Virtually all women who take it become resistant within five years. A recent randomized controlled study showed that Tamoxifen reached its maximum protective effect on breast tissue with women who took it for five years. Taking it for five more years didn't offer any more protection, and may actually have caused more cancers. In other words, after a while the breast cells become resistant to Tamoxifen and actually start to be fed by it. (Love MD, Susan, Dr. Susan Love's Hormone Book, Random House, New York, 1997, page 264)
Tamoxifen A Major Medical Mistake? by Sherrill Sellman, Extracted from Nexus Magazine, Volume 5, #4 (June - July 1998) ://www.all-natural.com/tamox.html

It looks like the only constructive conclusion to a story like this must be “become a pro-active, responsible patient, do your research, do not rely passively on the wisdom of others…”

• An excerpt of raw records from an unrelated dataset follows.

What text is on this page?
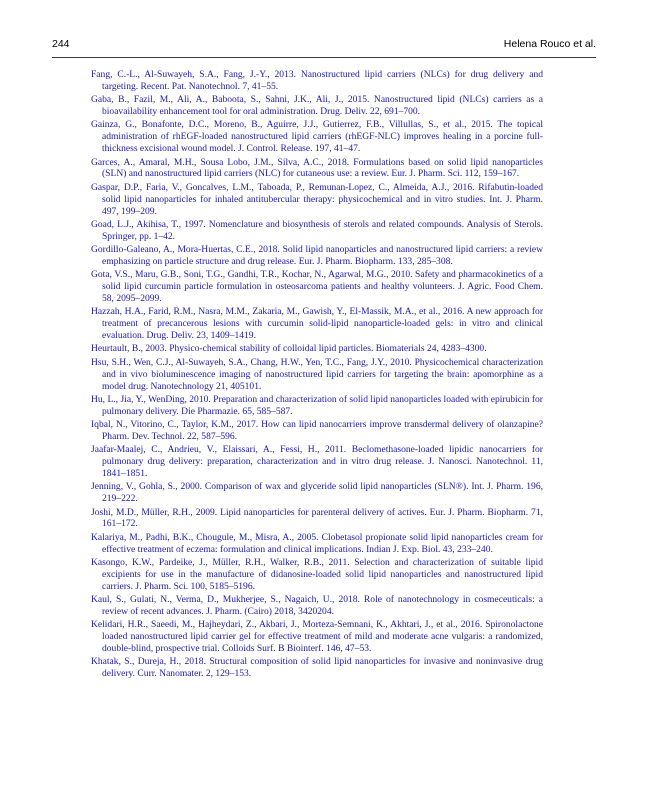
244	Helena Rouco et al.
Fang, C.-L., Al-Suwayeh, S.A., Fang, J.-Y., 2013. Nanostructured lipid carriers (NLCs) for drug delivery and targeting. Recent. Pat. Nanotechnol. 7, 41–55.
Gaba, B., Fazil, M., Ali, A., Baboota, S., Sahni, J.K., Ali, J., 2015. Nanostructured lipid (NLCs) carriers as a bioavailability enhancement tool for oral administration. Drug. Deliv. 22, 691–700.
Gainza, G., Bonafonte, D.C., Moreno, B., Aguirre, J.J., Gutierrez, F.B., Villullas, S., et al., 2015. The topical administration of rhEGF-loaded nanostructured lipid carriers (rhEGF-NLC) improves healing in a porcine full-thickness excisional wound model. J. Control. Release. 197, 41–47.
Garces, A., Amaral, M.H., Sousa Lobo, J.M., Silva, A.C., 2018. Formulations based on solid lipid nanoparticles (SLN) and nanostructured lipid carriers (NLC) for cutaneous use: a review. Eur. J. Pharm. Sci. 112, 159–167.
Gaspar, D.P., Faria, V., Goncalves, L.M., Taboada, P., Remunan-Lopez, C., Almeida, A.J., 2016. Rifabutin-loaded solid lipid nanoparticles for inhaled antitubercular therapy: physicochemical and in vitro studies. Int. J. Pharm. 497, 199–209.
Goad, L.J., Akihisa, T., 1997. Nomenclature and biosynthesis of sterols and related compounds. Analysis of Sterols. Springer, pp. 1–42.
Gordillo-Galeano, A., Mora-Huertas, C.E., 2018. Solid lipid nanoparticles and nanostructured lipid carriers: a review emphasizing on particle structure and drug release. Eur. J. Pharm. Biopharm. 133, 285–308.
Gota, V.S., Maru, G.B., Soni, T.G., Gandhi, T.R., Kochar, N., Agarwal, M.G., 2010. Safety and pharmacokinetics of a solid lipid curcumin particle formulation in osteosarcoma patients and healthy volunteers. J. Agric. Food Chem. 58, 2095–2099.
Hazzah, H.A., Farid, R.M., Nasra, M.M., Zakaria, M., Gawish, Y., El-Massik, M.A., et al., 2016. A new approach for treatment of precancerous lesions with curcumin solid-lipid nanoparticle-loaded gels: in vitro and clinical evaluation. Drug. Deliv. 23, 1409–1419.
Heurtault, B., 2003. Physico-chemical stability of colloidal lipid particles. Biomaterials 24, 4283–4300.
Hsu, S.H., Wen, C.J., Al-Suwayeh, S.A., Chang, H.W., Yen, T.C., Fang, J.Y., 2010. Physicochemical characterization and in vivo bioluminescence imaging of nanostructured lipid carriers for targeting the brain: apomorphine as a model drug. Nanotechnology 21, 405101.
Hu, L., Jia, Y., WenDing, 2010. Preparation and characterization of solid lipid nanoparticles loaded with epirubicin for pulmonary delivery. Die Pharmazie. 65, 585–587.
Iqbal, N., Vitorino, C., Taylor, K.M., 2017. How can lipid nanocarriers improve transdermal delivery of olanzapine? Pharm. Dev. Technol. 22, 587–596.
Jaafar-Maalej, C., Andrieu, V., Elaissari, A., Fessi, H., 2011. Beclomethasone-loaded lipidic nanocarriers for pulmonary drug delivery: preparation, characterization and in vitro drug release. J. Nanosci. Nanotechnol. 11, 1841–1851.
Jenning, V., Gohla, S., 2000. Comparison of wax and glyceride solid lipid nanoparticles (SLN®). Int. J. Pharm. 196, 219–222.
Joshi, M.D., Müller, R.H., 2009. Lipid nanoparticles for parenteral delivery of actives. Eur. J. Pharm. Biopharm. 71, 161–172.
Kalariya, M., Padhi, B.K., Chougule, M., Misra, A., 2005. Clobetasol propionate solid lipid nanoparticles cream for effective treatment of eczema: formulation and clinical implications. Indian J. Exp. Biol. 43, 233–240.
Kasongo, K.W., Pardeike, J., Müller, R.H., Walker, R.B., 2011. Selection and characterization of suitable lipid excipients for use in the manufacture of didanosine-loaded solid lipid nanoparticles and nanostructured lipid carriers. J. Pharm. Sci. 100, 5185–5196.
Kaul, S., Gulati, N., Verma, D., Mukherjee, S., Nagaich, U., 2018. Role of nanotechnology in cosmeceuticals: a review of recent advances. J. Pharm. (Cairo) 2018, 3420204.
Kelidari, H.R., Saeedi, M., Hajheydari, Z., Akbari, J., Morteza-Semnani, K., Akhtari, J., et al., 2016. Spironolactone loaded nanostructured lipid carrier gel for effective treatment of mild and moderate acne vulgaris: a randomized, double-blind, prospective trial. Colloids Surf. B Biointerf. 146, 47–53.
Khatak, S., Dureja, H., 2018. Structural composition of solid lipid nanoparticles for invasive and noninvasive drug delivery. Curr. Nanomater. 2, 129–153.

In fact, taking control of your health is a strong trend nowadays  promoted even on one of the Oprah’s shows:

The famous   Dr. Oz had demonstrated the long list of questions one should always ask a doctor.  In serious cases he suggested getting a health advocate – i.e. a special person, better with medical and legal (!?) background who could accompany patient on important doctor’s visits. Such companion would be better equipped to convey these questions than an overwhelmed and emotional patient.

Though trying to be pro-active myself, I feel neither smart, no lucky. The Dr. Oz’s advice makes me sad.

How many people can afford a quality health advocate, and how many more helpers a patient will eventually need to communicate with advancing medicine?